Kaps beabsichtigt nicht, seiner Frau vorab etwas über seine Schüler zu erzählen. Genauso will er es auch mit dem Kollegium halten. „Sie soll alles selber kennenlernen.“Mit ihrem offenen Wesen dürfte der 53-Jährigen die Eingewöhnungsphase nicht schwerfallen. Ob diese im Vollbetrieb oder im Corona-modus erfolgt, ist ungewiss. Die neue Rektorin rechnet fest damit, dass die Pandemie noch das nächste Schuljahr prägen wird – auch wegen der
Reisen. Viele Familien würden die Ferien in ihren Herkunftsländern verbringen, ist sie überzeugt. Sie selbst verzichtet heuer schweren Herzens auf den Urlaub in ihrem Herkunftsland. „Zum ersten Mal seit 46 Jahren verbringe ich den August nicht in der Türkei.“Für Albert Kaps ist das Land am Bosporus längst zur zweiten Heimat geworden, obwohl er die türkische Sprache nicht so gut beherrscht wie die beiden 17-jährigen Zwillingssöhne.

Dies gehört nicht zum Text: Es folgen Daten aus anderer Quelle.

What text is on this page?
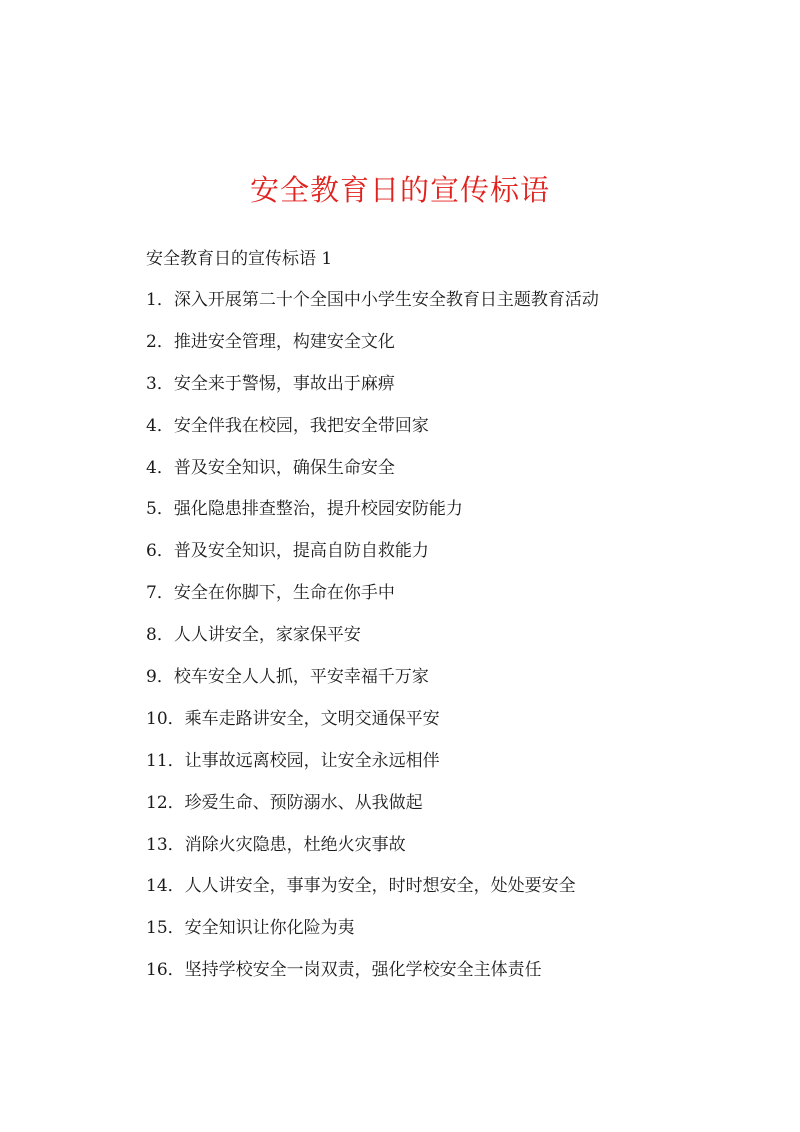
安全教育日的宣传标语
安全教育日的宣传标语 1
1．深入开展第二十个全国中小学生安全教育日主题教育活动
2．推进安全管理，构建安全文化
3．安全来于警惕，事故出于麻痹
4．安全伴我在校园，我把安全带回家
4．普及安全知识，确保生命安全
5．强化隐患排查整治，提升校园安防能力
6．普及安全知识，提高自防自救能力
7．安全在你脚下，生命在你手中
8．人人讲安全，家家保平安
9．校车安全人人抓，平安幸福千万家
10．乘车走路讲安全，文明交通保平安
11．让事故远离校园，让安全永远相伴
12．珍爱生命、预防溺水、从我做起
13．消除火灾隐患，杜绝火灾事故
14．人人讲安全，事事为安全，时时想安全，处处要安全
15．安全知识让你化险为夷
16．坚持学校安全一岗双责，强化学校安全主体责任
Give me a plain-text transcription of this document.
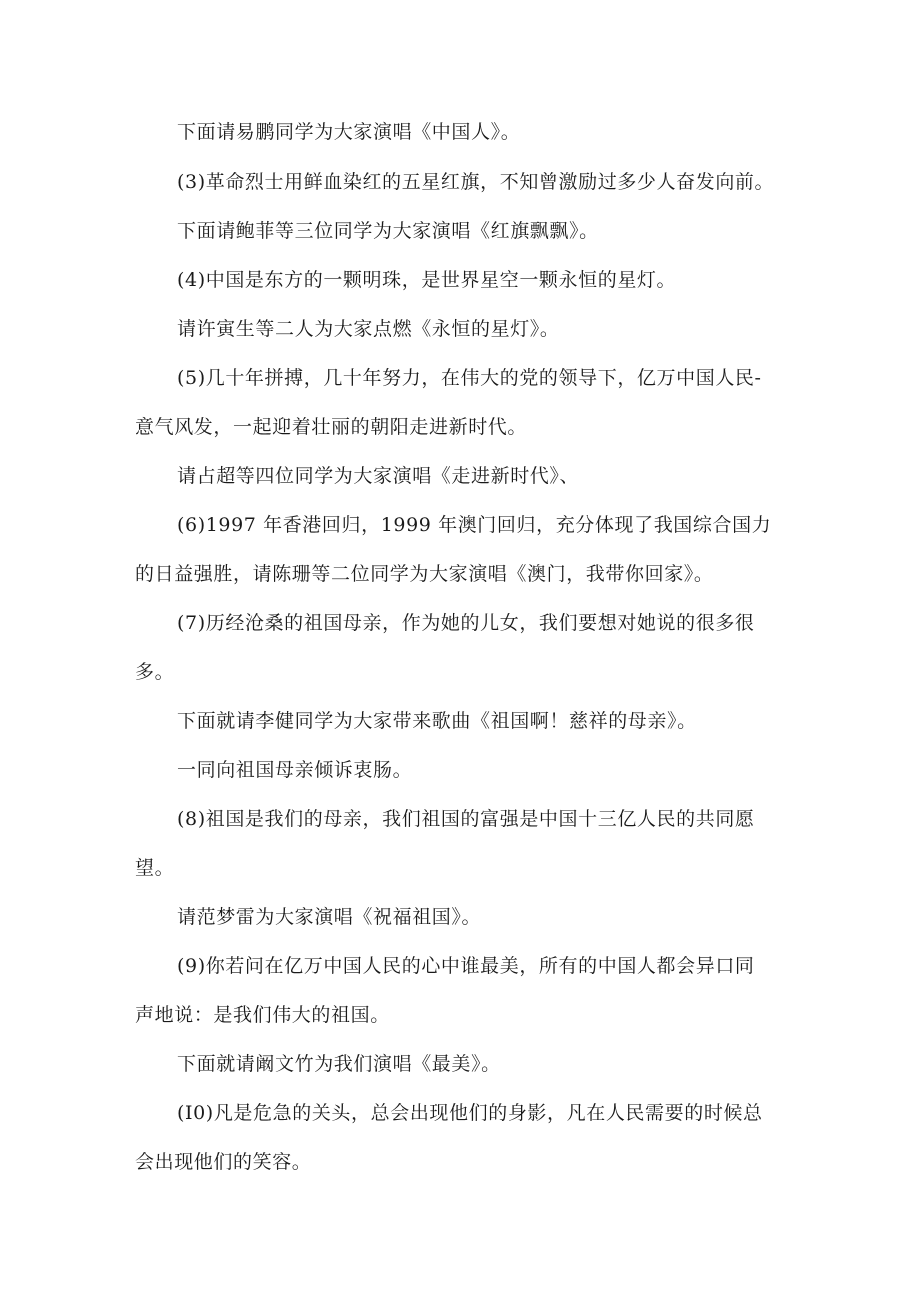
下面请易鹏同学为大家演唱《中国人》。
(3)革命烈士用鲜血染红的五星红旗，不知曾激励过多少人奋发向前。
下面请鲍菲等三位同学为大家演唱《红旗飘飘》。
(4)中国是东方的一颗明珠，是世界星空一颗永恒的星灯。
请许寅生等二人为大家点燃《永恒的星灯》。
(5)几十年拼搏，几十年努力，在伟大的党的领导下，亿万中国人民-
意气风发，一起迎着壮丽的朝阳走进新时代。
请占超等四位同学为大家演唱《走进新时代》、
(6)1997 年香港回归，1999 年澳门回归，充分体现了我国综合国力
的日益强胜，请陈珊等二位同学为大家演唱《澳门，我带你回家》。
(7)历经沧桑的祖国母亲，作为她的儿女，我们要想对她说的很多很
多。
下面就请李健同学为大家带来歌曲《祖国啊！慈祥的母亲》。
一同向祖国母亲倾诉衷肠。
(8)祖国是我们的母亲，我们祖国的富强是中国十三亿人民的共同愿
望。
请范梦雷为大家演唱《祝福祖国》。
(9)你若问在亿万中国人民的心中谁最美，所有的中国人都会异口同
声地说：是我们伟大的祖国。
下面就请阚文竹为我们演唱《最美》。
(I0)凡是危急的关头，总会出现他们的身影，凡在人民需要的时候总
会出现他们的笑容。
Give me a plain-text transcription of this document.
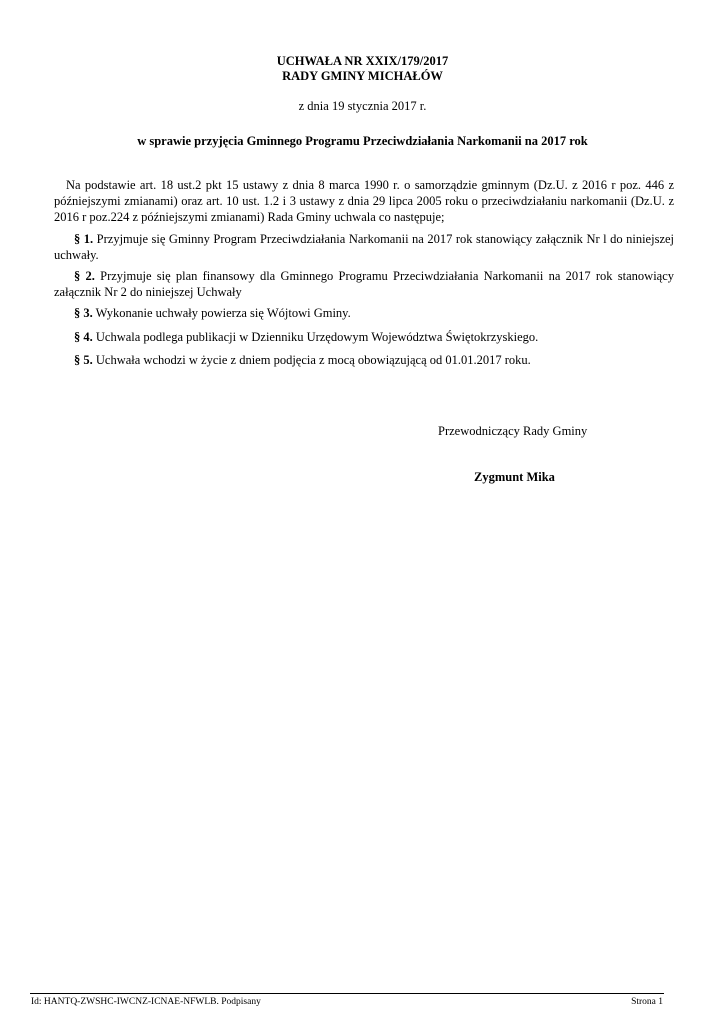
UCHWAŁA NR XXIX/179/2017
RADY GMINY MICHAŁÓW
z dnia 19 stycznia 2017 r.
w sprawie przyjęcia Gminnego Programu Przeciwdziałania Narkomanii na 2017 rok

Na podstawie art. 18 ust.2 pkt 15 ustawy z dnia 8 marca 1990 r. o samorządzie gminnym (Dz.U. z 2016 r poz. 446 z późniejszymi zmianami) oraz art. 10 ust. 1.2 i 3 ustawy z dnia 29 lipca 2005 roku o przeciwdziałaniu narkomanii (Dz.U. z 2016 r poz.224 z późniejszymi zmianami) Rada Gminy uchwala co następuje;

§ 1. Przyjmuje się Gminny Program Przeciwdziałania Narkomanii na 2017 rok stanowiący załącznik Nr l do niniejszej uchwały.

§ 2. Przyjmuje się plan finansowy dla Gminnego Programu Przeciwdziałania Narkomanii na 2017 rok stanowiący załącznik Nr 2 do niniejszej Uchwały

§ 3. Wykonanie uchwały powierza się Wójtowi Gminy.

§ 4. Uchwala podlega publikacji w Dzienniku Urzędowym Województwa Świętokrzyskiego.

§ 5. Uchwała wchodzi w życie z dniem podjęcia z mocą obowiązującą od 01.01.2017 roku.

Przewodniczący Rady Gminy
Zygmunt Mika
Id: HANTQ-ZWSHC-IWCNZ-ICNAE-NFWLB. Podpisany	Strona 1
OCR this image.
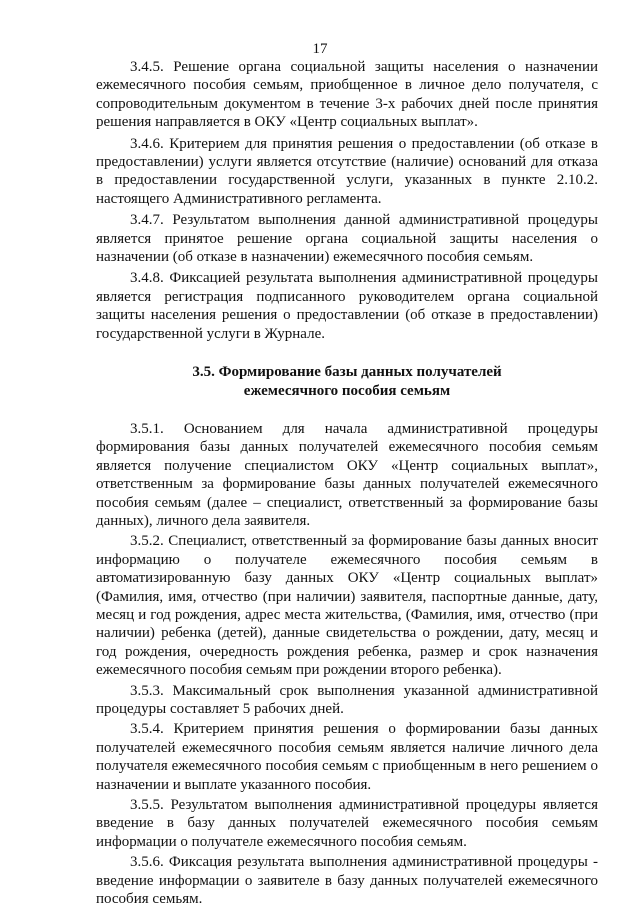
17

3.4.5. Решение органа социальной защиты населения о назначении ежемесячного пособия семьям, приобщенное в личное дело получателя, с сопроводительным документом в течение 3-х рабочих дней после принятия решения направляется в ОКУ «Центр социальных выплат».

3.4.6. Критерием для принятия решения о предоставлении (об отказе в предоставлении) услуги является отсутствие (наличие) оснований для отказа в предоставлении государственной услуги, указанных в пункте 2.10.2. настоящего Административного регламента.

3.4.7. Результатом выполнения данной административной процедуры является принятое решение органа социальной защиты населения о назначении (об отказе в назначении) ежемесячного пособия семьям.

3.4.8. Фиксацией результата выполнения административной процедуры является регистрация подписанного руководителем органа социальной защиты населения решения о предоставлении (об отказе в предоставлении) государственной услуги в Журнале.

3.5. Формирование базы данных получателей
ежемесячного пособия семьям

3.5.1. Основанием для начала административной процедуры формирования базы данных получателей ежемесячного пособия семьям является получение специалистом ОКУ «Центр социальных выплат», ответственным за формирование базы данных получателей ежемесячного пособия семьям (далее – специалист, ответственный за формирование базы данных), личного дела заявителя.

3.5.2. Специалист, ответственный за формирование базы данных вносит информацию о получателе ежемесячного пособия семьям в автоматизированную базу данных ОКУ «Центр социальных выплат» (Фамилия, имя, отчество (при наличии) заявителя, паспортные данные, дату, месяц и год рождения, адрес места жительства, (Фамилия, имя, отчество (при наличии) ребенка (детей), данные свидетельства о рождении, дату, месяц и год рождения, очередность рождения ребенка, размер и срок назначения ежемесячного пособия семьям при рождении второго ребенка).

3.5.3. Максимальный срок выполнения указанной административной процедуры составляет 5 рабочих дней.

3.5.4. Критерием принятия решения о формировании базы данных получателей ежемесячного пособия семьям является наличие личного дела получателя ежемесячного пособия семьям с приобщенным в него решением о назначении и выплате указанного пособия.

3.5.5. Результатом выполнения административной процедуры является введение в базу данных получателей ежемесячного пособия семьям информации о получателе ежемесячного пособия семьям.

3.5.6. Фиксация результата выполнения административной процедуры - введение информации о заявителе в базу данных получателей ежемесячного пособия семьям.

Auf Abwechslung kann sich der Ruheständler auch hierzulande gefasst machen. So engagiert sich Albert Kaps seit vielen Jahren im Gersthofer Stadtrat – früher bei der CSU und heute bei der Wählervereinigung Pro Gersthofen. Hinzu dürften gerne wahrgenommene Aufgaben in der Großfamilie kommen, zu der beide Partner jeweils zwei Kinder aus ihren ersten Ehen beigesteuert haben – und die mittlerweile auch noch sechs Enkel sowie Gül Solgun-kaps’ 90-jährigen Vater umfasst.
Dass sich seine Tochter für die Kerschensteiner-schule beworben hat, dürfte ein Stück weit mit seiner Biografie zusammenhängen: „Mein Vater hat in den 1940er-jahren in der Türkei als Internatsschüler eine Bildung bekommen, die sich stark an dem Reformpädagogen Kerschensteiner orientiert hat.“Der Münchner Pädagoge Georg Kerschensteiner (1854–1932) ist heute noch in dem nach ihm benannten Schulhaus im Hochfeld in Form von Bildern und einer Büste lebendig.